Tuesday, August 9, 2011

Isra-Mart srl: Uncertainty in a challenging environment

www.isra-mart.com

Vector's Simon Mackenzie says infrastructure companies like his own face a range of challenges ranging from uncertainty over the regulatory and emissions trading environments to rethinking network resilience in the wake of the Christchurch earthquakes.

"The uncertainty has got worse - not better," says Mackenzie, pointing to the recent Commerce Commission decision which overturned the basis on which most lines companies set their prices.

The gas and electricity distributor is seeking a legal review of the mechanism by which the commission regulates pricing for monopoly network owners. Analysts like Goldman Sachs' Matt Henry, who slammed the moves as "material but seemingly arbitrary", saying the proposed removal of a tolerance band on the network's cost of capital substantially increases Vector's downside risk, believe it will reduce the company's profitability by 3 to 5 per cent. MacKenzie argues the resultant return on capital of 7.78 per cent is simply too low to maintain and upgrade the networks. "These guys are saying you are better to go and invest in Australia because the regulator gives you more returns and less uncertainty."

Mackenzie believes his company will experience even more uncertainty as the Government prepares to float down shares in the three state-owned power generators and review the emissions trading scheme.

At issue is the resultant over-weighting of the NZX with energy stocks. "If a fund manager offshore is looking to New Zealand they will see our index is already reasonably highly weighted with infrastructure companies." says the Vector chief. "Add three generators and Solid Energy and suddenly it is overweight in infrastructure. They have to have balance ... maybe 15 per cent or something. This will result in a huge over-dominance of infrastructure in the exchange at the top end."

He expects there will be a rub-off effect on other energy companies like Trustpower or Contact Energy.

Mackenzie is also concerned at political uncertainty, questioning the impact if Labour indicates it will rescind the SOE sell-down at a future date in the same fashion it has said it will pull the plug on Telecom's ultra-fast broadband deal.

And he questions what slowing down the ETS means for a company like Vector which has to buy carbon credits. "This all creates uncertainty."

Add to this some fundamental rethinking of the impact of a series of recent natural disasters on the capacity of "lifeline" businesses to deliver energy, water and sewage to customers and it is clear the Vector boss has a challenging time ahead.

The major impact of the earthquakes is the way they have forced networks businesses to stand back and question how they can achieve resilient cost-efficient infrastructures that are able to respond to such events. It's not just the impact of earthquakes which have made it hard to access and repair underground networks but also the impact of hurricanes and tornadoes on overhead networks.

"The real issue is do we go overhead or do we go underground," says Mackenzie. "We've got a full review of that for us now."

"There's been a fundamental mental shift away from underground to overhead networks.
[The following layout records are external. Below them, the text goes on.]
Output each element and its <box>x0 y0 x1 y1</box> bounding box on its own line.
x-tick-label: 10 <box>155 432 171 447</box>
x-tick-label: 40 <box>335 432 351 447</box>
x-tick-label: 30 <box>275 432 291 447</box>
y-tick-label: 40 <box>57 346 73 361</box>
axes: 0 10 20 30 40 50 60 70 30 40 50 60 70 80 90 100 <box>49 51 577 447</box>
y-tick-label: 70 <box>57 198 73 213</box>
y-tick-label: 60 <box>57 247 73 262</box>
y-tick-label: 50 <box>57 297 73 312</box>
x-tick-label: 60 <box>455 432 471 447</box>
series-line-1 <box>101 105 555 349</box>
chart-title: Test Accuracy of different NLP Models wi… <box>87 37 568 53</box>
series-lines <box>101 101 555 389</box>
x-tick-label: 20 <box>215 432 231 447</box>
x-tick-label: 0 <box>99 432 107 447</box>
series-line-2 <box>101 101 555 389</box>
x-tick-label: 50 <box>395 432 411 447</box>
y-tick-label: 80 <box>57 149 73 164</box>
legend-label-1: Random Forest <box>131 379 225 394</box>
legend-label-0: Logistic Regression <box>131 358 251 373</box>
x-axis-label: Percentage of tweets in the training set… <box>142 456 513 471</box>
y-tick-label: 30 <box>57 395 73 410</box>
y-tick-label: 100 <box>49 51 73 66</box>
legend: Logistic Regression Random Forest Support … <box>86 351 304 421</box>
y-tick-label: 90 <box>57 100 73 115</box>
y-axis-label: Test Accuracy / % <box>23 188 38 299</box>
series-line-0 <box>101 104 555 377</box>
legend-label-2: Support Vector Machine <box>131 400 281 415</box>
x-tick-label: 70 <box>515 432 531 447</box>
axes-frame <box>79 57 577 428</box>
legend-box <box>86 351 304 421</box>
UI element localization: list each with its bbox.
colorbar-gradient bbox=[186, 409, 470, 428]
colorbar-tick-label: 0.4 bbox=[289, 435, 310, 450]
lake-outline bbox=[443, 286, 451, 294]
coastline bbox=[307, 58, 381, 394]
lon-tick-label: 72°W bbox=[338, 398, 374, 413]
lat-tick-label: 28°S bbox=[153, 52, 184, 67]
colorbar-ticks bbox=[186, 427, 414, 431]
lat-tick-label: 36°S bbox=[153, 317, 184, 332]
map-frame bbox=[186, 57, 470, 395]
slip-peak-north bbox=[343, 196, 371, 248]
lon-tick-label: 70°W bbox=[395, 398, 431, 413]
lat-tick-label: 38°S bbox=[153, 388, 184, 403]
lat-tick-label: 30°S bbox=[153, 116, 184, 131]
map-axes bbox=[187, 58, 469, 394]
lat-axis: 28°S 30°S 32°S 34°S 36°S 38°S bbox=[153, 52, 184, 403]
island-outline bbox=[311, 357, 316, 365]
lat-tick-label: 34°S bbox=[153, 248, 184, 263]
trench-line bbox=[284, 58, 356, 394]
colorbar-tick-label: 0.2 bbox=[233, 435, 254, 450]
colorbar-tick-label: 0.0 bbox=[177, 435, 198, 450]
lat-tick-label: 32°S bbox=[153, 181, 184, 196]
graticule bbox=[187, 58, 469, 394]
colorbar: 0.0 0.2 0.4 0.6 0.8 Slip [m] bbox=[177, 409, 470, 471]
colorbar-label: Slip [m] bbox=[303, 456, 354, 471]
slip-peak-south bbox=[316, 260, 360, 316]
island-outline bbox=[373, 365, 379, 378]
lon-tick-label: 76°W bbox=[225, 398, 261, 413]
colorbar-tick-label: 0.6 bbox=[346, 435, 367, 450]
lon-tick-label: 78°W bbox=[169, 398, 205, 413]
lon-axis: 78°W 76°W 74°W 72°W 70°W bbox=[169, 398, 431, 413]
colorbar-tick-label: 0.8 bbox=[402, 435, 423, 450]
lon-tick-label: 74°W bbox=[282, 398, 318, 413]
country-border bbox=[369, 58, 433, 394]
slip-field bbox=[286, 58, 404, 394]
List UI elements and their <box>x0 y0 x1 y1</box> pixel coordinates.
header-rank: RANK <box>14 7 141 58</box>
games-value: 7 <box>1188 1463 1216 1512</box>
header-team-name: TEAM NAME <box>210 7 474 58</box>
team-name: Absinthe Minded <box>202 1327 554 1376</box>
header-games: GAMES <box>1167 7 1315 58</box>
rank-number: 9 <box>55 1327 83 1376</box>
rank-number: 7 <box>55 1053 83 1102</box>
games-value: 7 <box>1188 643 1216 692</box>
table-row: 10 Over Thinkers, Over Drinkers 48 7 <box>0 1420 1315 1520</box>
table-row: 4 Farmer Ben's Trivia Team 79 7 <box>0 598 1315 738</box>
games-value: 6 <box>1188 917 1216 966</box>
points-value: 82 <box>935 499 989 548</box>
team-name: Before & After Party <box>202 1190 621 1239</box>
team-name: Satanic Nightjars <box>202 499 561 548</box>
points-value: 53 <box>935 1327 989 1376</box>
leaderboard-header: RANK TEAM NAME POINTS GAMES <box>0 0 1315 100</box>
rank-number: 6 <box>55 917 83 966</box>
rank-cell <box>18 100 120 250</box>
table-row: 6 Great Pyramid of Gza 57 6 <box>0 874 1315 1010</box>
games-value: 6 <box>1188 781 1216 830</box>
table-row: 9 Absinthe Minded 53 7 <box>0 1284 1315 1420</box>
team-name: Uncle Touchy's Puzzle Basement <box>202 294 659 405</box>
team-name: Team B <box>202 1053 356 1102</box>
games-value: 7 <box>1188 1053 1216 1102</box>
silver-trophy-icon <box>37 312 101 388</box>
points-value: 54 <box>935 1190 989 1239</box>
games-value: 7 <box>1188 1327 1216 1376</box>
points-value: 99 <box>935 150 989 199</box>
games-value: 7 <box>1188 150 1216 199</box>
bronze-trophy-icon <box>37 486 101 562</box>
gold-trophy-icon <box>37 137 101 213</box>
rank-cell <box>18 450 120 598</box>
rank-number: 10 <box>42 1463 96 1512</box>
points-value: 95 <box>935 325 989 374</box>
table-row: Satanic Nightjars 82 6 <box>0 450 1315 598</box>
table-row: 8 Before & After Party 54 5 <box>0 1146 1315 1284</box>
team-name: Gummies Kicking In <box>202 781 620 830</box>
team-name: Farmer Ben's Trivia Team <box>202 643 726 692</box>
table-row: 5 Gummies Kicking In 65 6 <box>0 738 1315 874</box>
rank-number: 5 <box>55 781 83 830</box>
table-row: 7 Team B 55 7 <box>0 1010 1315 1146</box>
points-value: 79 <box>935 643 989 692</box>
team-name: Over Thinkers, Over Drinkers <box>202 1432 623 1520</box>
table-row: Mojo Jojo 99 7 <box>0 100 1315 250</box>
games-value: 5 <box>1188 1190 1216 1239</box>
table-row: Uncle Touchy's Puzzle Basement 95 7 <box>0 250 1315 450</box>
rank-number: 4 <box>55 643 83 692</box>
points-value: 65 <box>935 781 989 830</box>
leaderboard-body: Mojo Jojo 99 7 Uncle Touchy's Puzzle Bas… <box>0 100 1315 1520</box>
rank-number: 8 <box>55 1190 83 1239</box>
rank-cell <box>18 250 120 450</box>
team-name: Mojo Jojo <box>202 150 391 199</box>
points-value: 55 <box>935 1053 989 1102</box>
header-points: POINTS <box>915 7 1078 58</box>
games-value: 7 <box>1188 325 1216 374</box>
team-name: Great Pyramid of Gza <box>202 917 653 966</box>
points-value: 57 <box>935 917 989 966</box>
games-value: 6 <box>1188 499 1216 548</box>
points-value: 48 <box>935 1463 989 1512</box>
From a cost perspective, overhead is about a quarter of the cost to fund. But some find overhead aesthetically challenging."

Another major issue in the energy space is where to locate critical data centres. He cites one organisation which did a lot of work on seismic strengthening its Christchurch data centre before the February 22 quake. "Had they not done that there would have been huge damage to multiple operations ... a centre of activity like a data centre can potentially take down a whole country."

Mackenzie was disappointed Vector did not get a slice of the Government's ultra-fast broadband rollout.

But analysts suggest the company has the ability to leverage the greater awareness among Auckland businesses, in particular of the benefits ultra-fast broadband can deliver them.

Mackenzie will not comment directly on Vector's own competitive response. But he says that before the initiative was floated his company had a fibre business competing against a vertically integrated monopoly. Customer demand was slow as there was not enough awareness around fibre and retailers were not pushing product to the market.

Now retailers will be able to compete against the structurally separated entity. "There is a lot of retail demand out there and a lot of retail solution providers. We look at 18 months of extensive research and detail built across Auckland. It might be attractive to a retailer that wants to access our networks and expand. It could be a pyrrhic victory for Vector."